Today, Halkola is one of hundreds of angry TD Ameritrade customers whose almost $1 billion in assets are frozen in a short-term bond fund called Reserve Yield Plus, a mutual fund managed by The Reserve in New York but largely distributed under a revenue sharing agreement with TD Ameritrade in Omaha.
Clients say TD Ameritrade misrepresented the fund as either an ultra-safe money market fund or something just as secure. And they have cried foul over the relationship between Ameritrade and The Reserve, suggesting it created a conflict of interest.
My wife's and my life savings has been frozen since Sept. 16, said Ted Gray, a Chicago native now retired in Nevada who lives on the income from $700,000 now in Yield Plus.
We can get by for a couple of months, but then we're in trouble. We're scared silly.
In a telephone interview, TD Ameritrade Chief Executive Fredric Tomczyk said these clients had a valid expectation that their principal would be preserved under any circumstances, partly because of the nature of a money market fund and partly because the firm sweeps cash into these funds automatically between transactions.
Yield Plus investors, however, have received no such protections. Tomczyk argued that those investors specifically chose the bond mutual fund because of its higher yield and should have read the prospectus, which explained its higher risk profile and provided no assurances against loss, unlike a money market fund.
Investors on the Yahoo message board, however, claim TD Ameritrade had a reason to push them into Yield Plus: a distribution agreement between The Reserve and TD Ameritrade that earns Ameritrade an undisclosed slice of fee revenue.

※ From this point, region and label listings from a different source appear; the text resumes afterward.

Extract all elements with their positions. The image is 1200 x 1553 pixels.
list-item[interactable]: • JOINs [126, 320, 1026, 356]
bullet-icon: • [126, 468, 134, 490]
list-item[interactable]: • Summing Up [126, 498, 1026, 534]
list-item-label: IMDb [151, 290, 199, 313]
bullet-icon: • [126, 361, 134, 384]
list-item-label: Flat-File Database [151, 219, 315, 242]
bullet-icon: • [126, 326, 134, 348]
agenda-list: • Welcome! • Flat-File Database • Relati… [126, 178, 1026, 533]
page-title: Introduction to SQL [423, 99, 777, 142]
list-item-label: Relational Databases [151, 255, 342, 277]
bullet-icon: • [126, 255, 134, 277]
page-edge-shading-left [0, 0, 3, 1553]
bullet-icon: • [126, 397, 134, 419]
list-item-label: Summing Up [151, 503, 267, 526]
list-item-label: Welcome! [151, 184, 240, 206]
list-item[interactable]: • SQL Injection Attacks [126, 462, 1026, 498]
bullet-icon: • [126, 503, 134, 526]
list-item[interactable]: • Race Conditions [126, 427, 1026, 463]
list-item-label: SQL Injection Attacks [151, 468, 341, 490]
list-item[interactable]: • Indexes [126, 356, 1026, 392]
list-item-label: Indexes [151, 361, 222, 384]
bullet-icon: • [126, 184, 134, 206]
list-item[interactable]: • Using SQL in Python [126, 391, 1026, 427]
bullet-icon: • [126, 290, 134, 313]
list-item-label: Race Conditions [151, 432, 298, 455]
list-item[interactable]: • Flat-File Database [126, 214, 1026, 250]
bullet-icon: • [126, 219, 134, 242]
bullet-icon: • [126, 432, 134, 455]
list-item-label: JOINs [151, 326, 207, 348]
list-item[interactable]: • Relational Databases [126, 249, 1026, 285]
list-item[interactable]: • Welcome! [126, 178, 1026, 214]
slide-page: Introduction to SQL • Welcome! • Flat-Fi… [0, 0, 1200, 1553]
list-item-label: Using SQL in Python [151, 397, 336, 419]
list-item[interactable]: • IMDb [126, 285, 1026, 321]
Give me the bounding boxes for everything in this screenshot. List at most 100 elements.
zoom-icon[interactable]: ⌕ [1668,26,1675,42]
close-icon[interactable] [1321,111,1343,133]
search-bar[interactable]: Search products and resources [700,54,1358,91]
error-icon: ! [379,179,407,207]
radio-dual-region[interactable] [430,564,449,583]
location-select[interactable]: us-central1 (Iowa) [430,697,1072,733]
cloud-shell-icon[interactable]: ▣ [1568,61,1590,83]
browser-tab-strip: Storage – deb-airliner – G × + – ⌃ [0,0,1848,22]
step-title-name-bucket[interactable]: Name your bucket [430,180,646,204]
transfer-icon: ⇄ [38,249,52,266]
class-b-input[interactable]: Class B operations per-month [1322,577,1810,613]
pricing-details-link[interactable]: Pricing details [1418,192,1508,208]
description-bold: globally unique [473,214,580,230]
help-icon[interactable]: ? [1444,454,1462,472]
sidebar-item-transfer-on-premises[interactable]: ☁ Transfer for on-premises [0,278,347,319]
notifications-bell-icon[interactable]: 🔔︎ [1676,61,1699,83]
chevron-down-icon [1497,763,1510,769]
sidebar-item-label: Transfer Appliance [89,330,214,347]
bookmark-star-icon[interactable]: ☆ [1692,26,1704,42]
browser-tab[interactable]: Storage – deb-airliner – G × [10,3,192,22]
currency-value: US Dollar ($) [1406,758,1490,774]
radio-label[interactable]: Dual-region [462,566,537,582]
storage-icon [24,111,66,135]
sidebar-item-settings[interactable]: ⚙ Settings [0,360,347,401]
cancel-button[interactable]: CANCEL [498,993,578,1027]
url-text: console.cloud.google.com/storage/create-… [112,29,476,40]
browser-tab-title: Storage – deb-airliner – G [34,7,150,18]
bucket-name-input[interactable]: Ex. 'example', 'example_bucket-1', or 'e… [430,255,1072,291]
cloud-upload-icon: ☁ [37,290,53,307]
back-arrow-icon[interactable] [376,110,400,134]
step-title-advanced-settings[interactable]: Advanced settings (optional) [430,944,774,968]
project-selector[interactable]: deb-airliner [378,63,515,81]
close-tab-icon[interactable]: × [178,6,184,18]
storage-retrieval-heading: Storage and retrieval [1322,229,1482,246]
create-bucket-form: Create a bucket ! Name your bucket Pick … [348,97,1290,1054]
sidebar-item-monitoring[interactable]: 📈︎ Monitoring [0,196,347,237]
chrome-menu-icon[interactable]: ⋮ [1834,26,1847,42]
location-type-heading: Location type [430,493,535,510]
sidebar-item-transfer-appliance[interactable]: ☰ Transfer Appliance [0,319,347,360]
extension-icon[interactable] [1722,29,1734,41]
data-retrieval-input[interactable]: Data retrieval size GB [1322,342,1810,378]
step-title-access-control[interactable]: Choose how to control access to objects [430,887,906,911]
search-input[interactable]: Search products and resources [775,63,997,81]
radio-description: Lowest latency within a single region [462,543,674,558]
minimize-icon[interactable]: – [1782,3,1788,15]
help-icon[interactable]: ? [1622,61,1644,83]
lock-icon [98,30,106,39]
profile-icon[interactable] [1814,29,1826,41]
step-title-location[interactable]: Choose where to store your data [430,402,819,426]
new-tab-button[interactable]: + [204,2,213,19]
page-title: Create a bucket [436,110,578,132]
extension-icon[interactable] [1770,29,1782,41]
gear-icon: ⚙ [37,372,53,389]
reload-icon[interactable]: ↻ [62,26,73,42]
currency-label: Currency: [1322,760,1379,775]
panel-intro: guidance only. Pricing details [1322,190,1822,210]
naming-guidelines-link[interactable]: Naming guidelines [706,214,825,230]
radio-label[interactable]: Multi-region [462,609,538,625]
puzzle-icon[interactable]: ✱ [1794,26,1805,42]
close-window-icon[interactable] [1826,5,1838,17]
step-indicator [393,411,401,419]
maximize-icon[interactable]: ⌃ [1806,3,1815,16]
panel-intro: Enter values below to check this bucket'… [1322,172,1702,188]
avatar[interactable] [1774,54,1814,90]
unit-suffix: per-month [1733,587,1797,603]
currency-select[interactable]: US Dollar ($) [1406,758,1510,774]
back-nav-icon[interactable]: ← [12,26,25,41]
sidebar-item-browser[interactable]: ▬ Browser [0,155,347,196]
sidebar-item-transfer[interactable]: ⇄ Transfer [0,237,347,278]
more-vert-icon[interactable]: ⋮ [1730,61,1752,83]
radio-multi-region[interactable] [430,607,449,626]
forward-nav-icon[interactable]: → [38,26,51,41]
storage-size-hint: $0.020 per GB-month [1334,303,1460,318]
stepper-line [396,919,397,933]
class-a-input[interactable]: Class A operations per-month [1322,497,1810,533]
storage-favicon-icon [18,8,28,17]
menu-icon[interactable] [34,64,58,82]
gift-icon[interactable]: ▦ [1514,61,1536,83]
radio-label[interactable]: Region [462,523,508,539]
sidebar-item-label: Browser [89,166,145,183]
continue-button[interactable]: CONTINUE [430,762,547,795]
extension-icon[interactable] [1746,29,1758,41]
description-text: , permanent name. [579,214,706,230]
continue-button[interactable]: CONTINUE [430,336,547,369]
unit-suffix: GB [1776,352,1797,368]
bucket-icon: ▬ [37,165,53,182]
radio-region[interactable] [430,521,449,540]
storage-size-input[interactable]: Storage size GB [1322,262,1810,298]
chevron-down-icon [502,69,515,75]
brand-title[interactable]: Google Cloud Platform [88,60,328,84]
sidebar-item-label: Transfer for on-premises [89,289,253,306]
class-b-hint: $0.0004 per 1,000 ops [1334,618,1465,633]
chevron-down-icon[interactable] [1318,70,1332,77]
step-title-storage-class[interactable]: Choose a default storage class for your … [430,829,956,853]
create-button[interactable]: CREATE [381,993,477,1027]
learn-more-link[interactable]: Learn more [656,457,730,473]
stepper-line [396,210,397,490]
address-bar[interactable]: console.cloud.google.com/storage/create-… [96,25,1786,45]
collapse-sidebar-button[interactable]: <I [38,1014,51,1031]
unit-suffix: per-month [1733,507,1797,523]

The distribution agreement clearly got the job done. Assets in Class R shares sold almost exclusively to TD Ameritrade clients shot from almost nothing in 2006 to $770 million by March of this year, public documents show. Another class dominated by the Omaha firm shot from $2 million to $171 million.
Amazingly, Wall Street still hasn't learned its lesson. As the article shows, firms are still ripping people off for fees. Although I generally do not like to hear of lawsuits, the one that is brewing here seems valid. And there will be many more to come, up and down The Street.
Trade well and follow the trend, not the so-called
experts.
I hope you found that infomative, I always do. By 'experts' he means the people you usually hear from on the news, who are mostly journalists, if there actually is such a thing anymore.
Other thoughts:
The tax hikes required to bail out PERA will necessitate a constitutional amendment. So we need to hope we can make it until the irresponsible Amendment C expires and for heavens sake, PLEASE VOTE NO ON AMENDMENT 59!
The Social Security/Medicare/Medicaid mess is a big reason why the party is over - that financing of our credit binge is coming to an end because the AAA credit rating of the United States is at risk with this kind of financial liability. It is why we will find ourselves broke by 2030 because we won't be able to sell Treasury Bonds to finance public largesse. But by then, the older folks that are currently the targets of Democrat scare-mongering that "Republicans want to take away your Social Security" will have long since passed, leaving to their children the complete burden of this mess.
It is also why an Obama socialist state will wreck the financial capacity of the United States, like the Soviet Union before it.